La recente crescita di Zoom ha messo sotto i riflettori una serie di problemi di privacy e sicurezza per gli utenti, ma la società ha promesso di risolverli entro i prossimi 90 giorni. In un post dettagliato sul suo blog, Eric S. Yuan, Ceo di Zoom, ha spiegato come la società stia rispondendo al massiccio aumento di utenti degli ultimi mesi: l’azienda è passata da 10 milioni di utenti al giorno collegati a dicembre ai 200 milioni di marzo.

EFFETTO PANDEMIA

Secondo The Verge l’enorme aumento è dovuto alla pandemia di coronavirus. “La nostra piattaforma è stata costruita principalmente per i clienti aziendali – ha spiegato Yuan -. Non abbiamo progettato il prodotto con la previsione che, nel giro di poche settimane, ogni persona al mondo avrebbe improvvisamente lavorato, studiato e socializzato da casa. Ora abbiamo un gruppo molto più ampio di utenti che utilizzano il nostro prodotto in una miriade di modi inaspettati, presentandoci sfide che non avevamo previsto quando la piattaforma è stata concepita”.

ENTRO 90 GIORNI TUTTO RISOLTO

Le sfide del supporto di 200 milioni di utenti rispetto a soli 10 milioni di pochi mesi fa sono abbastanza significative, ma i problemi di privacy e sicurezza che sono stati scoperti di recente presentano maggiori sfide per l’azienda. Zoom ora sta congelando i suoi aggiornamenti delle funzionalità e si concentra invece sui suoi problemi di sicurezza e privacy. “Nei prossimi 90 giorni, ci impegniamo a dedicare le risorse necessarie per identificare, affrontare e risolvere meglio i problemi. Ma anche ad essere trasparenti durante questo processo”, ha spiegato Yuan che terrà anche un webinar settimanale ogni mercoledì per discutere degli aggiornamenti sulla privacy e sulla sicurezza.

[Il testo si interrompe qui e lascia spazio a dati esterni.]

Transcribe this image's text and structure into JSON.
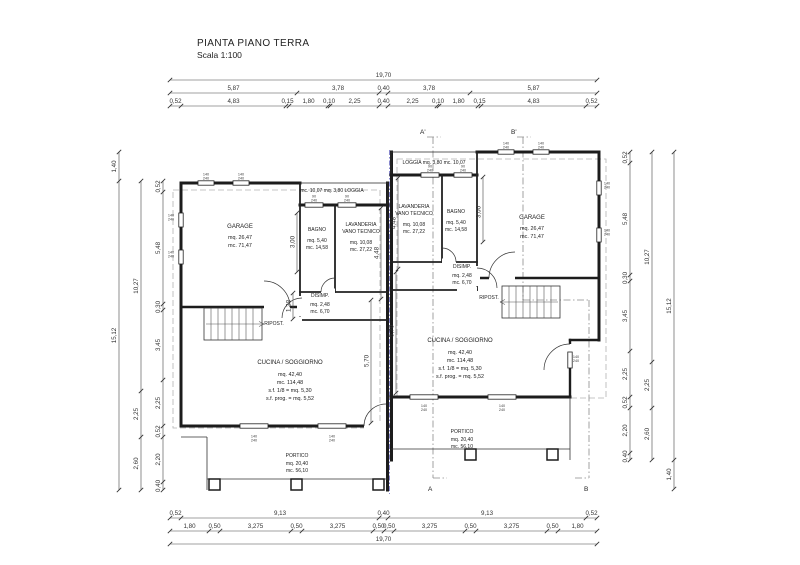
{
  "title": {
    "main": "PIANTA PIANO TERRA",
    "scale": "Scala 1:100"
  },
  "dims": {
    "top_total": "19,70",
    "top_r2": [
      "5,87",
      "3,78",
      "0,40",
      "3,78",
      "5,87"
    ],
    "top_r3": [
      "0,52",
      "4,83",
      "0,15",
      "1,80",
      "0,10",
      "2,25",
      "0,40",
      "2,25",
      "0,10",
      "1,80",
      "0,15",
      "4,83",
      "0,52"
    ],
    "bot_r1": [
      "0,52",
      "9,13",
      "0,40",
      "9,13",
      "0,52"
    ],
    "bot_r2": [
      "1,80",
      "0,50",
      "3,275",
      "0,50",
      "3,275",
      "0,50",
      "0,50",
      "3,275",
      "0,50",
      "3,275",
      "0,50",
      "1,80"
    ],
    "bot_total": "19,70",
    "left_inner": [
      "0,52",
      "5,48",
      "0,30",
      "3,45",
      "2,25",
      "0,52",
      "2,20",
      "0,40"
    ],
    "left_mid": [
      "10,27",
      "2,25",
      "2,60"
    ],
    "left_outer": [
      "1,40",
      "15,12"
    ],
    "right_inner": [
      "0,52",
      "5,48",
      "0,30",
      "3,45",
      "2,25",
      "0,52",
      "2,20",
      "0,40"
    ],
    "right_mid": [
      "10,27",
      "2,25",
      "2,60"
    ],
    "right_outer": [
      "15,12",
      "1,40"
    ],
    "int": {
      "bagno": "3,00",
      "lav": "4,48",
      "disimp": "1,38",
      "sogg": "5,70"
    }
  },
  "rooms": {
    "left": {
      "loggia": "mc. 10,07  mq. 3,80  LOGGIA",
      "garage": {
        "n": "GARAGE",
        "mq": "mq. 26,47",
        "mc": "mc. 71,47"
      },
      "bagno": {
        "n": "BAGNO",
        "mq": "mq. 5,40",
        "mc": "mc. 14,58"
      },
      "lav": {
        "n1": "LAVANDERIA",
        "n2": "VANO TECNICO",
        "mq": "mq. 10,08",
        "mc": "mc. 27,22"
      },
      "disimp": {
        "n": "DISIMP.",
        "mq": "mq. 2,48",
        "mc": "mc. 6,70"
      },
      "ripost": "RIPOST.",
      "cucina": {
        "n": "CUCINA / SOGGIORNO",
        "mq": "mq. 42,40",
        "mc": "mc. 114,48",
        "s1": "s.f. 1/8 = mq. 5,30",
        "s2": "s.f. prog. = mq. 5,52"
      },
      "portico": {
        "n": "PORTICO",
        "mq": "mq. 20,40",
        "mc": "mc. 56,10"
      }
    },
    "right": {
      "loggia": "LOGGIA  mq. 3,80  mc. 10,07",
      "garage": {
        "n": "GARAGE",
        "mq": "mq. 26,47",
        "mc": "mc. 71,47"
      },
      "bagno": {
        "n": "BAGNO",
        "mq": "mq. 5,40",
        "mc": "mc. 14,58"
      },
      "lav": {
        "n1": "LAVANDERIA",
        "n2": "VANO TECNICO",
        "mq": "mq. 10,08",
        "mc": "mc. 27,22"
      },
      "disimp": {
        "n": "DISIMP.",
        "mq": "mq. 2,48",
        "mc": "mc. 6,70"
      },
      "ripost": "RIPOST.",
      "cucina": {
        "n": "CUCINA / SOGGIORNO",
        "mq": "mq. 42,40",
        "mc": "mc. 114,48",
        "s1": "s.f. 1/8 = mq. 5,30",
        "s2": "s.f. prog. = mq. 5,52"
      },
      "portico": {
        "n": "PORTICO",
        "mq": "mq. 20,40",
        "mc": "mc. 56,10"
      }
    }
  },
  "sections": {
    "at": "A'",
    "bt": "B'",
    "ab": "A",
    "bb": "B"
  },
  "tags": {
    "a": "140",
    "b": "240",
    "c": "90"
  }
}
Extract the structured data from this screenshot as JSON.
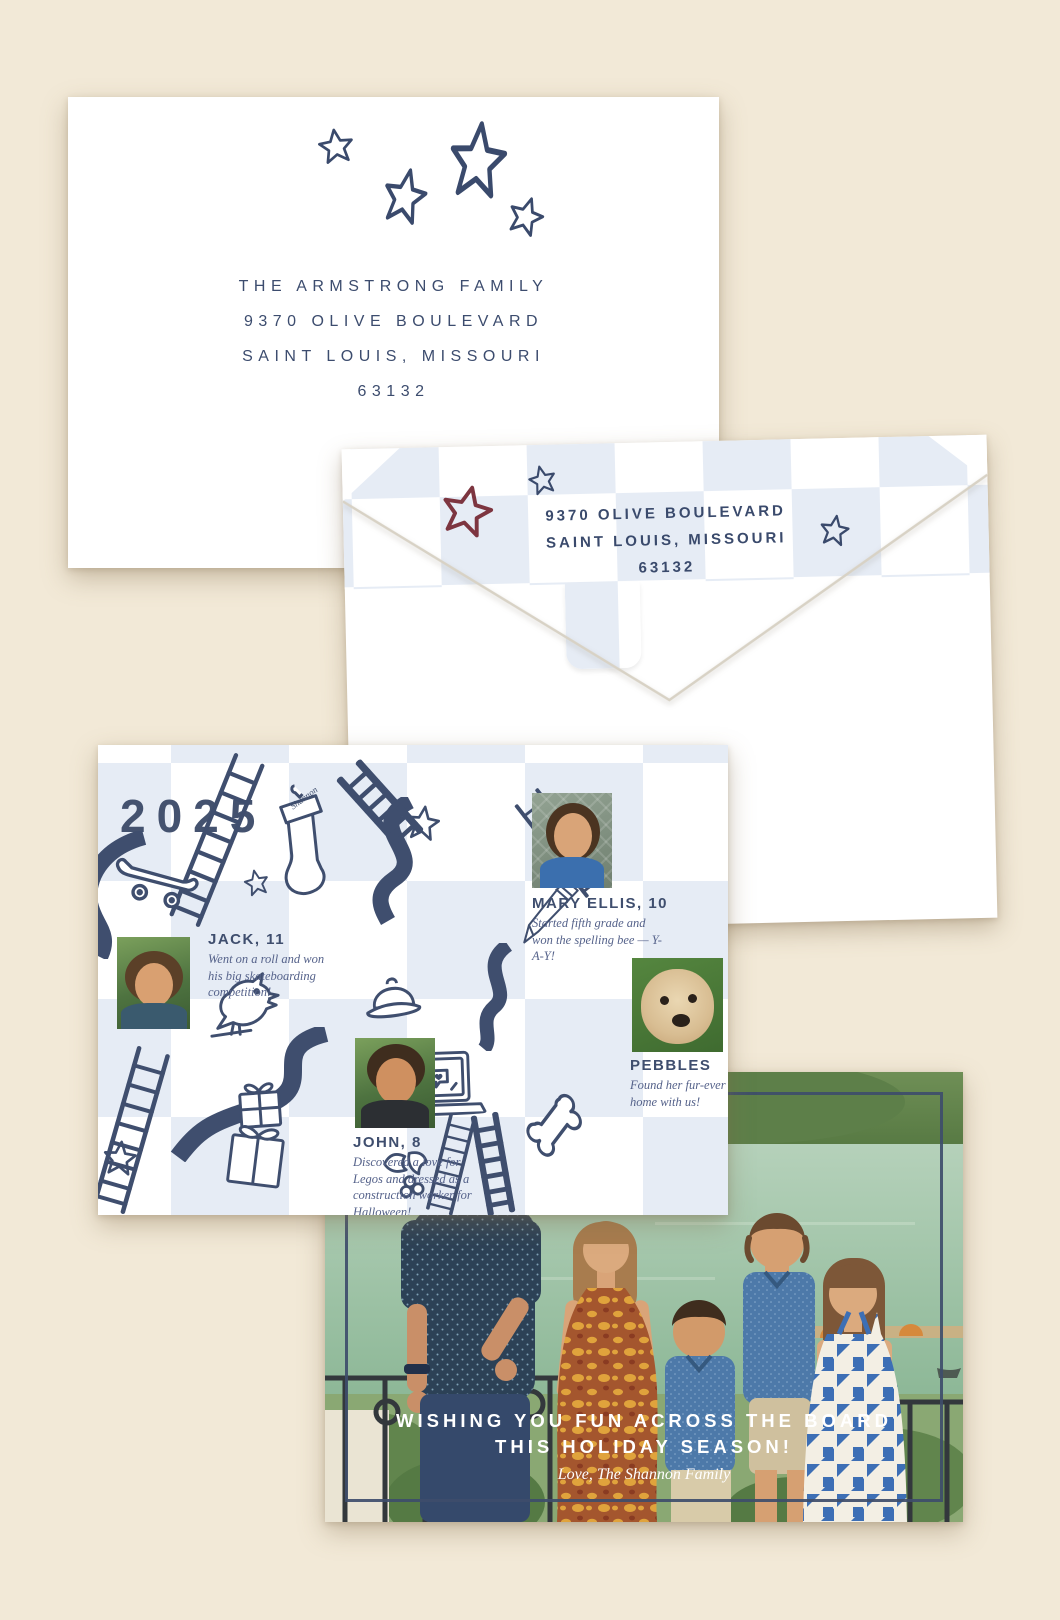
{
  "colors": {
    "background_cream": "#f2e9d7",
    "navy_ink": "#3f4e6e",
    "checker_blue": "#e6ecf5",
    "red_star": "#7d3540",
    "caption_slate": "#55628a",
    "greeting_white": "#ffffff"
  },
  "envelope_front": {
    "recipient_lines": {
      "0": "THE ARMSTRONG FAMILY",
      "1": "9370 OLIVE BOULEVARD",
      "2": "SAINT LOUIS, MISSOURI",
      "3": "63132"
    }
  },
  "envelope_back": {
    "return_lines": {
      "0": "9370 OLIVE BOULEVARD",
      "1": "SAINT LOUIS, MISSOURI",
      "2": "63132"
    }
  },
  "card_back": {
    "year": "2025",
    "stocking_label": "Shannon",
    "people": {
      "0": {
        "name": "JACK, 11",
        "caption": "Went on a roll and won his big skateboarding competition!"
      },
      "1": {
        "name": "MARY ELLIS, 10",
        "caption": "Started fifth grade and won the spelling bee — Y-A-Y!"
      },
      "2": {
        "name": "JOHN, 8",
        "caption": "Discovered a love for Legos and dressed as a construction worker for Halloween!"
      },
      "3": {
        "name": "PEBBLES",
        "caption": "Found her fur-ever home with us!"
      }
    }
  },
  "card_front": {
    "headline_line1": "WISHING YOU FUN ACROSS THE BOARD",
    "headline_line2": "THIS HOLIDAY SEASON!",
    "signoff": "Love, The Shannon Family"
  }
}
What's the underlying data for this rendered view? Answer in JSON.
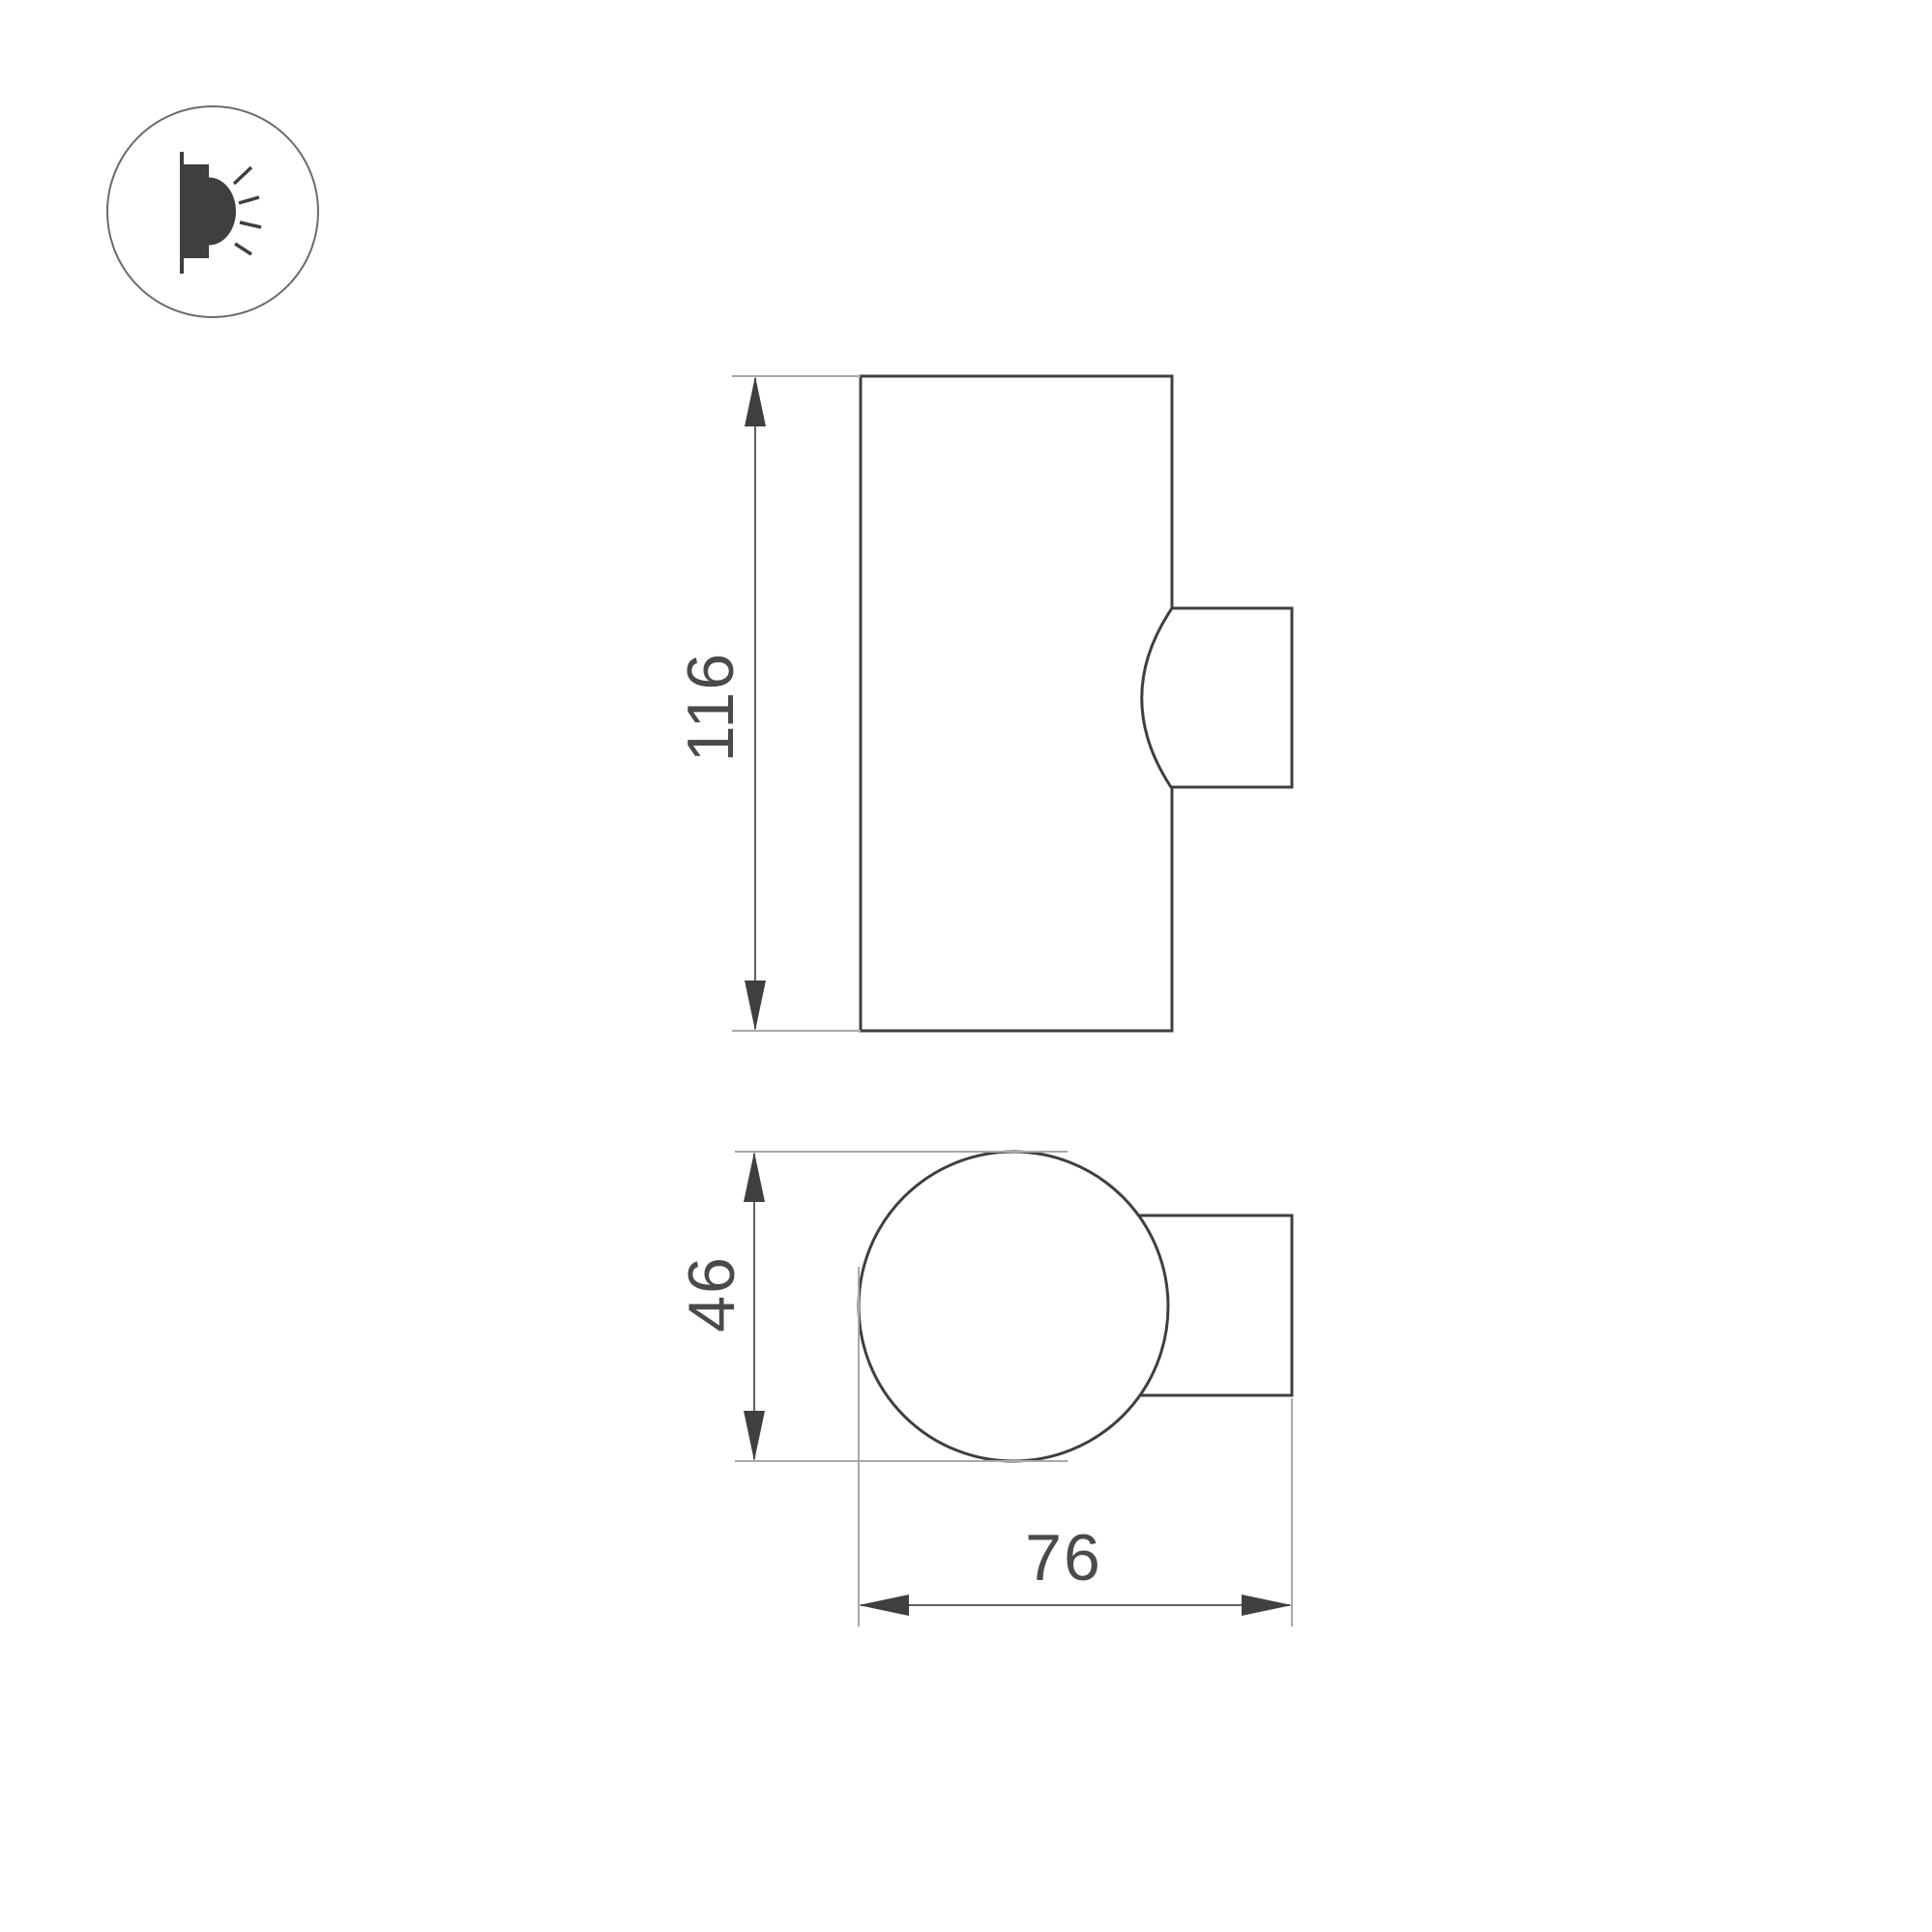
{
  "icon": {
    "circle_stroke": "#6b6b6b",
    "glyph_color": "#3f3f3f"
  },
  "drawing": {
    "outline_color": "#3f3f3f",
    "dimension_line_color": "#606060",
    "extension_line_color": "#a9a9a9",
    "arrow_color": "#3f3f3f",
    "text_color": "#4a4a4a"
  },
  "front_view": {
    "height_dimension": "116"
  },
  "top_view": {
    "diameter_dimension": "46",
    "depth_dimension": "76"
  }
}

I PROBLEMI ALLA SICUREZZA E ALLA PRIVACY

Secondo Scott Rosenberg di Axios, tuttavia, i problemi di sicurezza e privacy e gli incidenti di trolling hanno rovinato la svolta della compagnia in questo periodo. Nell’ultima settimana, i ricercatori hanno segnalato una serie di difetti di sicurezza in Zoom: uno di questi permette di rubare le credenziali di accesso al sistema agli utenti Windows. Un altro permette di accedere ai computer Mac degli utenti di Zoom, incluse videocamere e microfoni. Ma già in precedenza Zoom si era ritrovata sotto tiro per il modo in cui la sua applicazione iOS condivideva i dati con Facebook.

INDAGINI IN CORSO

Da allora l’azienda ha aggiornato l’app e rivisto la sua politica sulla privacy, ma ora si trova ad affrontare un’indagine dello Stato di New York e una causa legale in California. Nel frattempo, gli utenti di Zoom che tengono corsi e incontri pubblici sono presi di mira da “zoombombing”, che interrompono le conferenze per introdurre discorsi di odio o porno, che hanno fatto scendere in campo anche l’Fbi.